Incantesimi e rituali magici per conquistare la donna amata: ma la truffa gli costa 8mila euro

Operaio casertano denuncia la finta maga. Scoperte anche altre vittime. La donne li “studiava" sui social

Operaio casertano spillato di 8mila euro da una sedicente maga che gli aveva promesso, tramite incantesimi e rituali magici, di fargli conquistare la donna amata. La truffa però è costata alla vittima 8mila euro. A quel punto ha deciso di denunciare tutto alla Guardia di Finanza che hanno indagato la “fattucchiera”.

Le investigazioni, coordinate dalla Procura della Repubblica presso il Tribunale di Cassino, dott.Valentina Maisto, hanno preso il via dalla denuncia di un operaio, residente nella provincia, frodato per circa 8.000 euro dalla finta indovina, alla quale si era rivolto nel vano tentativo di risolvere problemi legati alla sfera sentimentale.

I Finanzieri della città martire, nel corso delle attività svolte, hanno individuato ulteriori casi, tutti connotati dallo stesso modus operandi, in particolare: la sedicente maga (P.A., una trentenne di Pontecorvo) dapprima studiava i profili social delle vittime e successivamente, una volta acquisiti i dettagli della vita privata, ne carpiva la fiducia.

Approfittando del momento di sofferenza dovuto a vicissitudini personali, la stessa si faceva consegnare dalle vittime delle somme di denaro attraverso ricariche su carte di credito prepagate, intestate anche a terze persone (al fine di evitare la tracciabilità dei pagamenti), in cambio di ingannevoli rituali di purificazione da fatture e malocchio. L’esame delle transazioni finanziarie, a cura dei Finanzieri, ha consentito di individuare diverse persone raggirate che, in gran parte dei casi, avevano versato somme ingenti per riconquistare l’amato/a ovvero risolvere delicati problemi di salute.

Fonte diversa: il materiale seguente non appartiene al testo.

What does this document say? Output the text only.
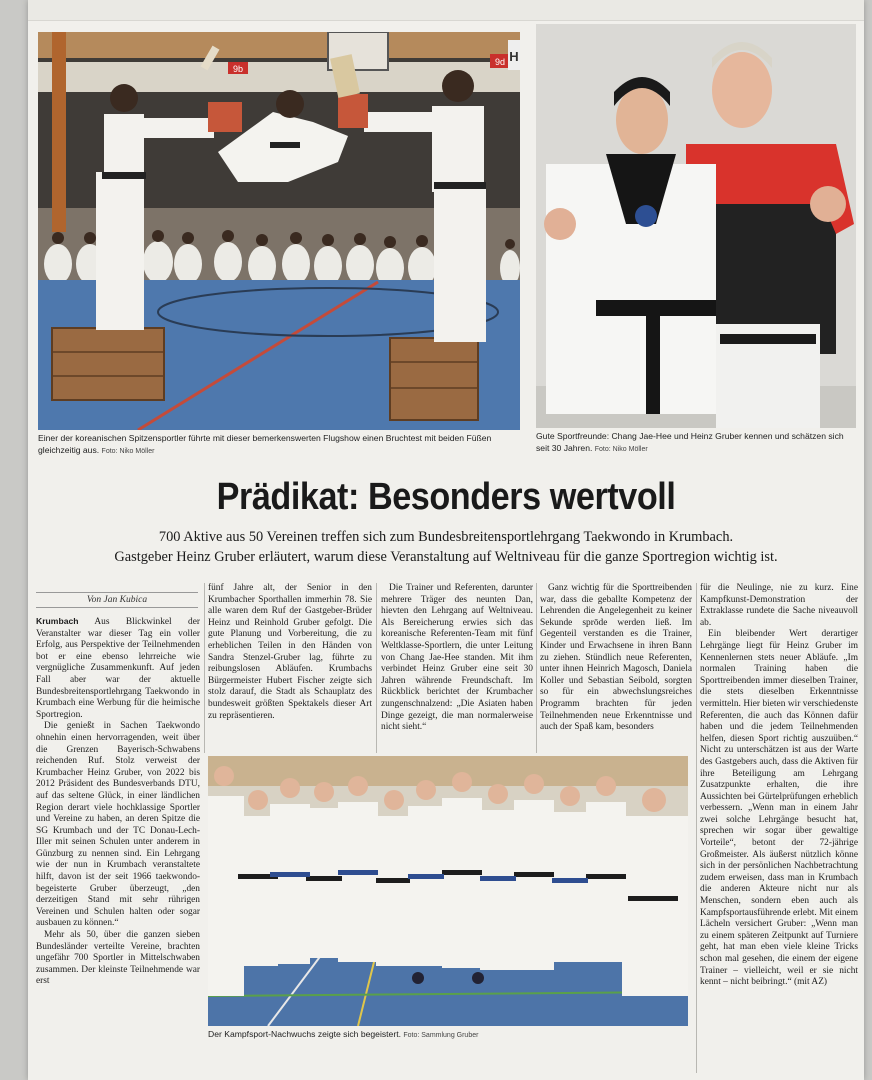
9b
9d H
Einer der koreanischen Spitzensportler führte mit dieser bemerkenswerten Flugshow einen Bruchtest mit beiden Füßen gleichzeitig aus. Foto: Niko Möller
Gute Sportfreunde: Chang Jae-Hee und Heinz Gruber kennen und schätzen sich seit 30 Jahren. Foto: Niko Möller
Prädikat: Besonders wertvoll
700 Aktive aus 50 Vereinen treffen sich zum Bundesbreitensportlehrgang Taekwondo in Krumbach.
Gastgeber Heinz Gruber erläutert, warum diese Veranstaltung auf Weltniveau für die ganze Sportregion wichtig ist.
Von Jan Kubica

Krumbach Aus Blickwinkel der Veranstalter war dieser Tag ein voller Erfolg, aus Perspektive der Teilnehmenden bot er eine ebenso lehrreiche wie vergnügliche Zusammenkunft. Auf jeden Fall aber war der aktuelle Bundesbreitensportlehrgang Taekwondo in Krumbach eine Werbung für die heimische Sportregion.

Die genießt in Sachen Taekwondo ohnehin einen hervorragenden, weit über die Grenzen Bayerisch-Schwabens reichenden Ruf. Stolz verweist der Krumbacher Heinz Gruber, von 2022 bis 2012 Präsident des Bundesverbands DTU, auf das seltene Glück, in einer ländlichen Region derart viele hochklassige Sportler und Vereine zu haben, an deren Spitze die SG Krumbach und der TC Donau-Lech-Iller mit seinen Schulen unter anderem in Günzburg zu nennen sind. Ein Lehrgang wie der nun in Krumbach veranstaltete hilft, davon ist der seit 1966 taekwondo-begeisterte Gruber überzeugt, „den derzeitigen Stand mit sehr rührigen Vereinen und Schulen halten oder sogar ausbauen zu können.“

Mehr als 50, über die ganzen sieben Bundesländer verteilte Vereine, brachten ungefähr 700 Sportler in Mittelschwaben zusammen. Der kleinste Teilnehmende war erst

fünf Jahre alt, der Senior in den Krumbacher Sporthallen immerhin 78. Sie alle waren dem Ruf der Gastgeber-Brüder Heinz und Reinhold Gruber gefolgt. Die gute Planung und Vorbereitung, die zu erheblichen Teilen in den Händen von Sandra Stenzel-Gruber lag, führte zu reibungslosen Abläufen. Krumbachs Bürgermeister Hubert Fischer zeigte sich stolz darauf, die Stadt als Schauplatz des bundesweit größten Spektakels dieser Art zu repräsentieren.

Die Trainer und Referenten, darunter mehrere Träger des neunten Dan, hievten den Lehrgang auf Weltniveau. Als Bereicherung erwies sich das koreanische Referenten-Team mit fünf Weltklasse-Sportlern, die unter Leitung von Chang Jae-Hee standen. Mit ihm verbindet Heinz Gruber eine seit 30 Jahren währende Freundschaft. Im Rückblick berichtet der Krumbacher zungenschnalzend: „Die Asiaten haben Dinge gezeigt, die man normalerweise nicht sieht.“

Ganz wichtig für die Sporttreibenden war, dass die geballte Kompetenz der Lehrenden die Angelegenheit zu keiner Sekunde sprōde werden ließ. Im Gegenteil verstanden es die Trainer, Kinder und Erwachsene in ihren Bann zu ziehen. Stündlich neue Referenten, unter ihnen Heinrich Magosch, Daniela Koller und Sebastian Seibold, sorgten so für ein abwechslungsreiches Programm brachten für jeden Teilnehmenden neue Erkenntnisse und auch der Spaß kam, besonders

für die Neulinge, nie zu kurz. Eine Kampfkunst-Demonstration der Extraklasse rundete die Sache niveauvoll ab.

Ein bleibender Wert derartiger Lehrgänge liegt für Heinz Gruber im Kennenlernen stets neuer Abläufe. „Im normalen Training haben die Sporttreibenden immer dieselben Trainer, die stets dieselben Erkenntnisse vermitteln. Hier bieten wir verschiedenste Referenten, die auch das Können dafür haben und die jedem Teilnehmenden helfen, diesen Sport richtig auszuüben.“ Nicht zu unterschätzen ist aus der Warte des Gastgebers auch, dass die Aktiven für ihre Beteiligung am Lehrgang Zusatzpunkte erhalten, die ihre Aussichten bei Gürtelprüfungen erheblich verbessern. „Wenn man in einem Jahr zwei solche Lehrgänge besucht hat, sprechen wir sogar über gewaltige Vorteile“, betont der 72-jährige Großmeister. Als äußerst nützlich könne sich in der persönlichen Nachbetrachtung zudem erweisen, dass man in Krumbach die anderen Akteure nicht nur als Menschen, sondern eben auch als Kampfsportausführende erlebt. Mit einem Lächeln versichert Gruber: „Wenn man zu einem späteren Zeitpunkt auf Turniere geht, hat man eben viele kleine Tricks schon mal gesehen, die einem der eigene Trainer – vielleicht, weil er sie nicht kennt – nicht beibringt.“ (mit AZ)

Der Kampfsport-Nachwuchs zeigte sich begeistert. Foto: Sammlung Gruber
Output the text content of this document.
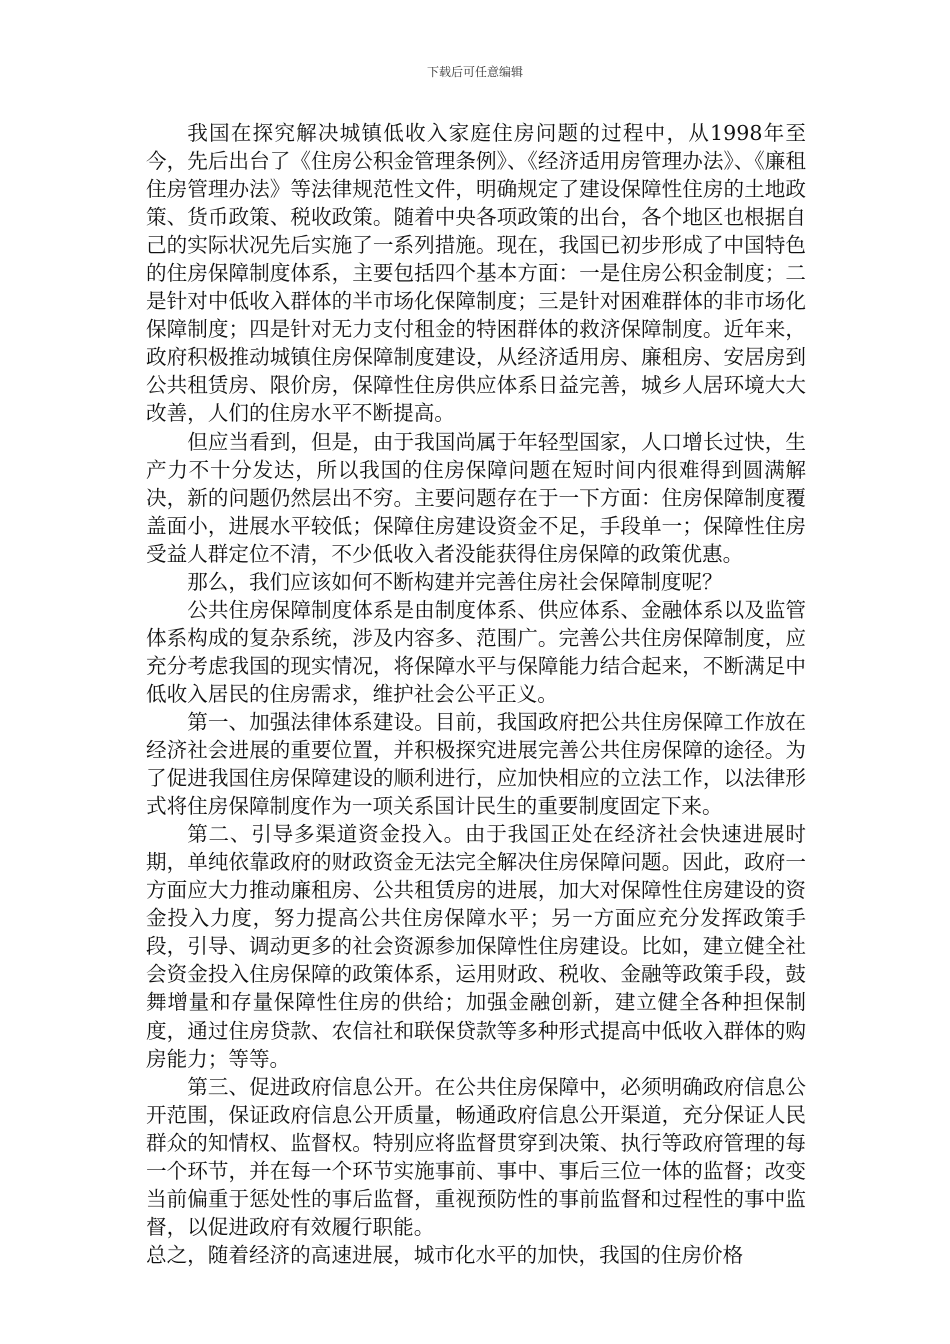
下载后可任意编辑

我国在探究解决城镇低收入家庭住房问题的过程中，从1998年至今，先后出台了《住房公积金管理条例》、《经济适用房管理办法》、《廉租住房管理办法》等法律规范性文件，明确规定了建设保障性住房的土地政策、货币政策、税收政策。随着中央各项政策的出台，各个地区也根据自己的实际状况先后实施了一系列措施。现在，我国已初步形成了中国特色的住房保障制度体系，主要包括四个基本方面：一是住房公积金制度；二是针对中低收入群体的半市场化保障制度；三是针对困难群体的非市场化保障制度；四是针对无力支付租金的特困群体的救济保障制度。近年来，政府积极推动城镇住房保障制度建设，从经济适用房、廉租房、安居房到公共租赁房、限价房，保障性住房供应体系日益完善，城乡人居环境大大改善，人们的住房水平不断提高。

但应当看到，但是，由于我国尚属于年轻型国家，人口增长过快，生产力不十分发达，所以我国的住房保障问题在短时间内很难得到圆满解决，新的问题仍然层出不穷。主要问题存在于一下方面：住房保障制度覆盖面小，进展水平较低；保障住房建设资金不足，手段单一；保障性住房受益人群定位不清，不少低收入者没能获得住房保障的政策优惠。

那么，我们应该如何不断构建并完善住房社会保障制度呢？

公共住房保障制度体系是由制度体系、供应体系、金融体系以及监管体系构成的复杂系统，涉及内容多、范围广。完善公共住房保障制度，应充分考虑我国的现实情况，将保障水平与保障能力结合起来，不断满足中低收入居民的住房需求，维护社会公平正义。

第一、加强法律体系建设。目前，我国政府把公共住房保障工作放在经济社会进展的重要位置，并积极探究进展完善公共住房保障的途径。为了促进我国住房保障建设的顺利进行，应加快相应的立法工作，以法律形式将住房保障制度作为一项关系国计民生的重要制度固定下来。

第二、引导多渠道资金投入。由于我国正处在经济社会快速进展时期，单纯依靠政府的财政资金无法完全解决住房保障问题。因此，政府一方面应大力推动廉租房、公共租赁房的进展，加大对保障性住房建设的资金投入力度，努力提高公共住房保障水平；另一方面应充分发挥政策手段，引导、调动更多的社会资源参加保障性住房建设。比如，建立健全社会资金投入住房保障的政策体系，运用财政、税收、金融等政策手段，鼓舞增量和存量保障性住房的供给；加强金融创新，建立健全各种担保制度，通过住房贷款、农信社和联保贷款等多种形式提高中低收入群体的购房能力；等等。

第三、促进政府信息公开。在公共住房保障中，必须明确政府信息公开范围，保证政府信息公开质量，畅通政府信息公开渠道，充分保证人民群众的知情权、监督权。特别应将监督贯穿到决策、执行等政府管理的每一个环节，并在每一个环节实施事前、事中、事后三位一体的监督；改变当前偏重于惩处性的事后监督，重视预防性的事前监督和过程性的事中监督，以促进政府有效履行职能。

总之，随着经济的高速进展，城市化水平的加快，我国的住房价格
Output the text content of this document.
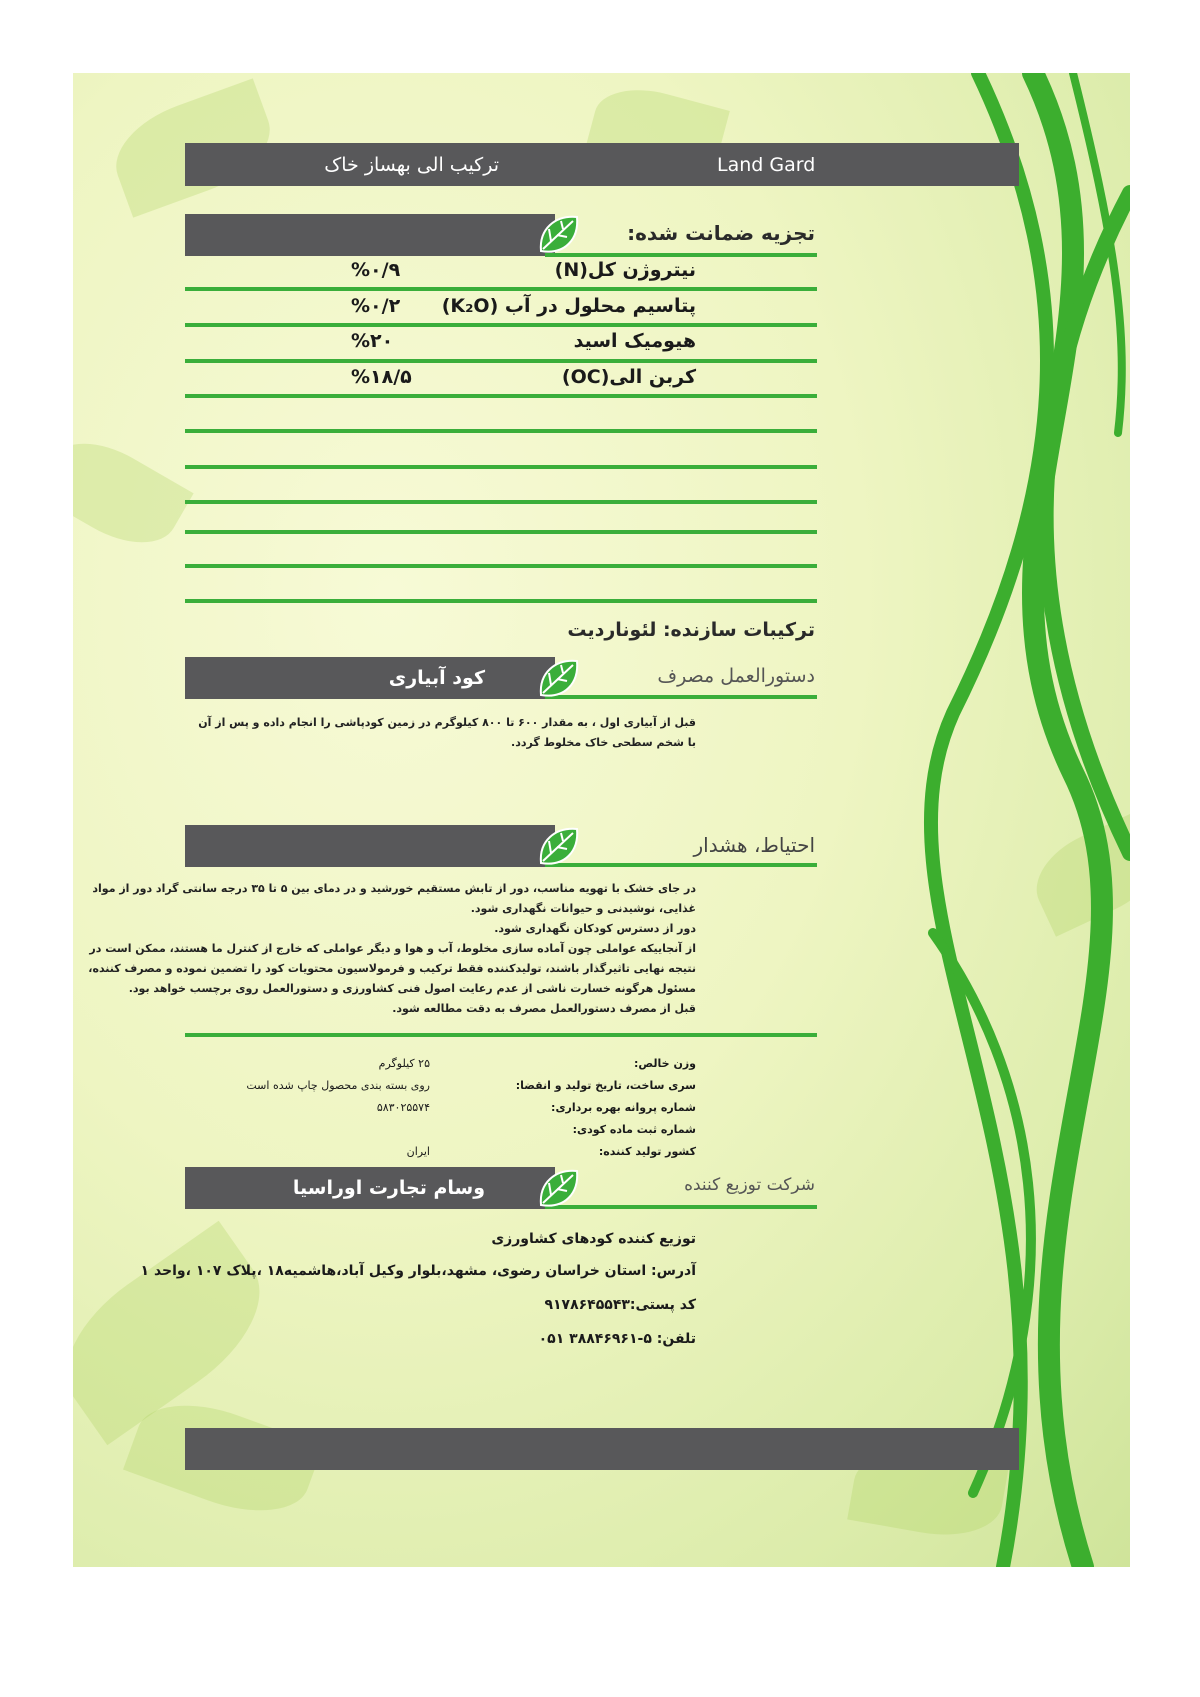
ترکیب الی بهساز خاک	Land Gard
تجزیه ضمانت شده:
نیتروژن کل(N)
%۰/۹
پتاسیم محلول در آب (K₂O)
%۰/۲
هیومیک اسید
%۲۰
کربن الی(OC)
%۱۸/۵
ترکیبات سازنده: لئوناردیت
کود آبیاری	دستورالعمل مصرف

قبل از آبیاری اول ، به مقدار ۶۰۰ تا ۸۰۰ کیلوگرم در زمین کودپاشی را انجام داده و پس از آن

با شخم سطحی خاک مخلوط گردد.

احتیاط، هشدار

در جای خشک با تهویه مناسب، دور از تابش مستقیم خورشید و در دمای بین ۵ تا ۳۵ درجه سانتی گراد دور از مواد

غذایی، نوشیدنی و حیوانات نگهداری شود.

دور از دسترس کودکان نگهداری شود.

از آنجاییکه عواملی چون آماده سازی مخلوط، آب و هوا و دیگر عواملی که خارج از کنترل ما هستند، ممکن است در

نتیجه نهایی تاثیرگذار باشند، تولیدکننده فقط ترکیب و فرمولاسیون محتویات کود را تضمین نموده و مصرف کننده،

مسئول هرگونه خسارت ناشی از عدم رعایت اصول فنی کشاورزی و دستورالعمل روی برچسب خواهد بود.

قبل از مصرف دستورالعمل مصرف به دقت مطالعه شود.

وزن خالص:
۲۵ کیلوگرم
سری ساخت، تاریخ تولید و انقضا:
روی بسته بندی محصول چاپ شده است
شماره پروانه بهره برداری:
۵۸۳۰۲۵۵۷۴
شماره ثبت ماده کودی:
کشور تولید کننده:
ایران
وسام تجارت اوراسیا	شرکت توزیع کننده
توزیع کننده کودهای کشاورزی
آدرس: استان خراسان رضوی، مشهد،بلوار وکیل آباد،هاشمیه۱۸ ،پلاک ۱۰۷ ،واحد ۱
کد پستی:۹۱۷۸۶۴۵۵۴۳
تلفن: ۵-۳۸۸۴۶۹۶۱ ۰۵۱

Le testimonianze raccolte raccontano storie di fragilità e debolezza delle quali persone senza scrupoli sono pronte ad approfittarsi, come nel caso di una ragazza che aveva bisogno di sbloccare la sua situazione sentimentale e che, nonostante le rassicurazioni sella sedicente maga, non otteneva risultati.

Ad un certo punto i malcapitati, non riuscendo più a soddisfare le incessanti richieste di denaro da parte della sedicente maga, ricorrevano anche ad amici e parenti (ignari del reale motivo del prestito) fino a quando anche questi ultimi si rifiutavano di concedere ulteriore credito. La spregiudicatezza della fattucchiera indagata non si fermava nemmeno di fronte agli accorati appelli delle vittime che, spesso in lacrime, dopo aver versato cifre anche superiori a 10.000 euro, affermavano chiaramente di non avere più risorse.

Il triste epilogo giungeva quando i clienti decidevano di interrompere i pagamenti, nel qual caso l’indagata ricorreva a vere e proprie intimidazioni, con minaccia di malefici e negatività quali il malocchio, ovvero la prospettazione di problemi di salute e finanche i riti Voodo per la morte. L’indagine condotta dalle Fiamme Gialle cassinate accende i riflettori su un fenomeno ancora molto diffuso e spesso sottovalutato perché le stesse vittime, soprattutto in alcune realtà territoriali, preferiscono tacere il raggiro subìto piuttosto che rivelare la loro ingenuità e credulità, arrivando persino a negare l’evidenza agli inquirenti.